Yesterday the Minister of Transport, Joe Maswanganyi, toured the Port of Durban with the Chief Executive of Transnet National Ports Authority (TNPA) ahead of the official launch of the Comprehensive Maritime Transport Policy. There’s nothing altogether strange about that – but I did feel like I had missed a crucial episode of The Game of Thrones.

Richard Vallihu, who less than a month ago revealed the new TNPA building at the Port of Ngqura, was nowhere to be seen. Instead it was Shulami Qalinge that stepped up to the title of CE at yesterday’s proceedings.

It seems that there has been a succession to the title in the few weeks since the unveiling in the Eastern Cape, but with none of the usual official announcements from the State Owned Entity, the Department of Public Enterprises or even a Cabinet congratulatory notice. Why?

Minister Maswanganyi made it clear last night that the shift to promote women leaders in the maritime space was welcomed by his Department and Qalinge appears to come to the position with good and relevant experience within the logistics sector and Transnet.

TNPA is not usually shy with appointment announcements, but Qalinge seems to have flown in under the radar and ousted Vallihu who’s appointment was certainly officially announced in 2015 when he took over following the sudden departure of Tau Morwe.

Industry sources say that they too are surprised at the seeming secrecy around the appointment and report that news spread to them via the grapevine and not through official Transnet channels.

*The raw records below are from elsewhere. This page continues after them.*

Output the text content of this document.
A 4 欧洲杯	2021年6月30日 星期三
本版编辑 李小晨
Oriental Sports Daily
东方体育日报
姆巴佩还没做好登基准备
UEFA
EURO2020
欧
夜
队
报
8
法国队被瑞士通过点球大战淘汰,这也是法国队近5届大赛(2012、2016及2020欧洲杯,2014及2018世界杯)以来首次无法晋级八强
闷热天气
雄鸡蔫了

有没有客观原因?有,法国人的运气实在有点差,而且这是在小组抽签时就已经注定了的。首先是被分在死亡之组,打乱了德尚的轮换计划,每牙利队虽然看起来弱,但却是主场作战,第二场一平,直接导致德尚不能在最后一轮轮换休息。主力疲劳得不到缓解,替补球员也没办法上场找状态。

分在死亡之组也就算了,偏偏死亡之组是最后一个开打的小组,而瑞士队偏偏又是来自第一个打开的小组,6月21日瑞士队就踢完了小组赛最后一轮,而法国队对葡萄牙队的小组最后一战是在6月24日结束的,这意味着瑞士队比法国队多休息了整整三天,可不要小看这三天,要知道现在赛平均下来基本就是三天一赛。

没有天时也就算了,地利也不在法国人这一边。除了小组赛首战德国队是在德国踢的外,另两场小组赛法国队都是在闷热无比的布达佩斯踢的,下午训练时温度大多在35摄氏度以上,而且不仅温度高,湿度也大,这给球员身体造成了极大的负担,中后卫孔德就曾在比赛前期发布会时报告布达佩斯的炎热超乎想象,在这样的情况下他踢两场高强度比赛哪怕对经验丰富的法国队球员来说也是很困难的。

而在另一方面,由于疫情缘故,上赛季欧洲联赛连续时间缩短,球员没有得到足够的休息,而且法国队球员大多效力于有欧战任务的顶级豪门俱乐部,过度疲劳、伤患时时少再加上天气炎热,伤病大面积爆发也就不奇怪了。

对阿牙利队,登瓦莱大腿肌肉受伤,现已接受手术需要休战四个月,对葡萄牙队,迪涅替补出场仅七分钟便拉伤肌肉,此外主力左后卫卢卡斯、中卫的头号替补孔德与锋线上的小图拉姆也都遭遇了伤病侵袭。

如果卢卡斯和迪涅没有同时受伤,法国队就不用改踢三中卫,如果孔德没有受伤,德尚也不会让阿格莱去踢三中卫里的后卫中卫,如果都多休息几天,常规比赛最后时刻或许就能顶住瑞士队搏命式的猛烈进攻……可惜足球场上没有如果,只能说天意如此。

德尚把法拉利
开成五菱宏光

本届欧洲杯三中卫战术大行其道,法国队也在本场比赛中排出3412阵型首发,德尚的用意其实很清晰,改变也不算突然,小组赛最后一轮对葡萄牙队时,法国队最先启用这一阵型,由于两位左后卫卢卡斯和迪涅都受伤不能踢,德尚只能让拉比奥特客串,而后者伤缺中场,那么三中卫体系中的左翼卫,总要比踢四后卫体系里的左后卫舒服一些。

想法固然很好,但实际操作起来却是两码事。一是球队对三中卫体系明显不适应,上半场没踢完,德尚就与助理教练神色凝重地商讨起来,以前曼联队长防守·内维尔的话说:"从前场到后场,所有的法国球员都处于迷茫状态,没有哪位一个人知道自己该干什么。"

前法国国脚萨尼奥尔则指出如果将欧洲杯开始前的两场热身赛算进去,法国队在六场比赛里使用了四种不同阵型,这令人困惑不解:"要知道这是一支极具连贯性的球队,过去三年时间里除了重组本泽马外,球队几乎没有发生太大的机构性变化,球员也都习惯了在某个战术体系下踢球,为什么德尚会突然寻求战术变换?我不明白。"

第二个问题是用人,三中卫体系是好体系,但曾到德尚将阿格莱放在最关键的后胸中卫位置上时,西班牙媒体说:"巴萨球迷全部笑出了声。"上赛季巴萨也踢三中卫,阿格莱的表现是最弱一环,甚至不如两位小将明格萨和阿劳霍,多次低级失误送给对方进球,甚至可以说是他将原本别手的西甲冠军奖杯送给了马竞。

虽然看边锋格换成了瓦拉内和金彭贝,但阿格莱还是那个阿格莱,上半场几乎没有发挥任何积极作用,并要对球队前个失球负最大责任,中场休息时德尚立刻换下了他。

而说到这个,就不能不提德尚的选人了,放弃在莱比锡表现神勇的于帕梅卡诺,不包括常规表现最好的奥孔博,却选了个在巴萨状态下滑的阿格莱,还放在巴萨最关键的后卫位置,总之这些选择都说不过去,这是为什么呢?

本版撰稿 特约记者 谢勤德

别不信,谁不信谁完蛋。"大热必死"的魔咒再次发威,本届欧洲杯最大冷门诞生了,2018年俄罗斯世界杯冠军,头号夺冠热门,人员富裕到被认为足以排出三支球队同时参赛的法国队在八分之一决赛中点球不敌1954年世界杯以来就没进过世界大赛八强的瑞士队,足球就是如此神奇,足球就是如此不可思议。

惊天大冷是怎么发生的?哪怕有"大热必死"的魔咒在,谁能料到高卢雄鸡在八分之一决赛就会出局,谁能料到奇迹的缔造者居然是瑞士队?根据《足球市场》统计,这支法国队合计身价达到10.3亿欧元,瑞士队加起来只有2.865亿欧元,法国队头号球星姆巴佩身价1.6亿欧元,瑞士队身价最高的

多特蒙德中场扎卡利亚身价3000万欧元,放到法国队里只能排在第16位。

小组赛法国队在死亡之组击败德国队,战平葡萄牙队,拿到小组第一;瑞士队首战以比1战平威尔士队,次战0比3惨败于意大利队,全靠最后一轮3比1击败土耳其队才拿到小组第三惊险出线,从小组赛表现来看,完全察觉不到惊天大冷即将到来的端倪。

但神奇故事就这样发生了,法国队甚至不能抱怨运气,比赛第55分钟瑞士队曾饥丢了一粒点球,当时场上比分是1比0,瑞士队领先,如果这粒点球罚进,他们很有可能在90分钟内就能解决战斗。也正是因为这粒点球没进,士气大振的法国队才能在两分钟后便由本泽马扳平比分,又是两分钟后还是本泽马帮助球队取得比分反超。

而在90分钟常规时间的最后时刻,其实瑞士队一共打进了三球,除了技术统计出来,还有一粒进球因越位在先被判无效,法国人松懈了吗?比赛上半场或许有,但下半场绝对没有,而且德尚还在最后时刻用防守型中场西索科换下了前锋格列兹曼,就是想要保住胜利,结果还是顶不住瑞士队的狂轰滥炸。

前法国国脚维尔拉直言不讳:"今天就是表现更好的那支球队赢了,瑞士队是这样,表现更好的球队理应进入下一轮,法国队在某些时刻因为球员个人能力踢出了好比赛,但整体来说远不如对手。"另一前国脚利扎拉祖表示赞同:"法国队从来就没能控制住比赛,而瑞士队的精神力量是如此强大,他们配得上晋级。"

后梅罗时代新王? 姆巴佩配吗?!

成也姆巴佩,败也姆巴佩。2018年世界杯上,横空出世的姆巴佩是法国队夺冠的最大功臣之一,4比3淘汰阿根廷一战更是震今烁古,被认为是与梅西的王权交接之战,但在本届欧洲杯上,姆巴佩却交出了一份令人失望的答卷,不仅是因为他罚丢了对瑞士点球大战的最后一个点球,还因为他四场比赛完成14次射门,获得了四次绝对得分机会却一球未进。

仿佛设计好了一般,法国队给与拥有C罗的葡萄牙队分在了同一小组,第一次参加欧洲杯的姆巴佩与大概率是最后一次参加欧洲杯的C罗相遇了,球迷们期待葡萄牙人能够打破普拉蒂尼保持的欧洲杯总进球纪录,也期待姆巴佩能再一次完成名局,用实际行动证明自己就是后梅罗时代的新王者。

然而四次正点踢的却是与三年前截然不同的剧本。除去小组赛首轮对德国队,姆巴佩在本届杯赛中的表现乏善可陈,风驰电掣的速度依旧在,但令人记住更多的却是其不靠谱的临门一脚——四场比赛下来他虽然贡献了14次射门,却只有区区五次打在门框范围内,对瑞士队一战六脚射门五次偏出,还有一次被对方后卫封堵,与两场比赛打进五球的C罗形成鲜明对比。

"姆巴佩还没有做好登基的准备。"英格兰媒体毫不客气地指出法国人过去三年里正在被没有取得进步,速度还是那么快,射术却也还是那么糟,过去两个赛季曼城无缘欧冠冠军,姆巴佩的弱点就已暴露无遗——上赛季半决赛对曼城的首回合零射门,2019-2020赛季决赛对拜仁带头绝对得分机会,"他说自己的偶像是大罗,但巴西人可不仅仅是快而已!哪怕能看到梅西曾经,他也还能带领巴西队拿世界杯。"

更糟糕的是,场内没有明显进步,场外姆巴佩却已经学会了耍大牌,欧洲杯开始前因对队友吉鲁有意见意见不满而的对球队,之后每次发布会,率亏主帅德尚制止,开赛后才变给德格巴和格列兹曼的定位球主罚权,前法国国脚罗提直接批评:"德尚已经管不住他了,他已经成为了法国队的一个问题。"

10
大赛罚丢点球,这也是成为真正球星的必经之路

Indeed Vallihu is still listed in the position on the TNPA website and I am left questioning the validity of my own eye-witness account of yesterday’s proceedings as I scour TNPA as well as government statements for confirmation of the episode I seem to have missed.

Nevertheless, welcome aboard Ms Shulami Qalinge and may your time in the position help steer the Port Authority forward.

Could SAMSA get a permanent CEO by the end of this month?

Acting CEO of the South African Maritime Safety Authority, Sobantu Tilayi, recently jested that he could have pronounced himself as the permanent position holder when he stepped into the Minister of Transport’s shoes to deliver a speech at the eThekwini Maritime Summit during April.

But it’s no real laughing matter that the Authority has been without a permanent CEO for almost a year and I have been eagerly scouring each Cabinet meeting report as it is released to ascertain whether an appointment has been approved. Because, as Tilayi pointed out during one of his many conference appearances last month – his present contract expires at the end of the May so an announcement is surely imminent.

In a question posed by Choloane David Matsepe to the Minister of Transport in the National Assembly last week, the Minister was asked whether any CEO, CFO or COO positions were vacant in any of the Department’s entities – and what steps had been taken to fill these positions.

The response noted what the industry already knows – that interviews have been conducted for the position of SAMSA’s CEO and that one person is currently acting in this capacity. The Department’s response further notes that a recommendation is to be routed to the Minister for approval.

Perhaps this month’s Cabinet meeting briefing will include the name of a permanently appointed CEO for SAMSA.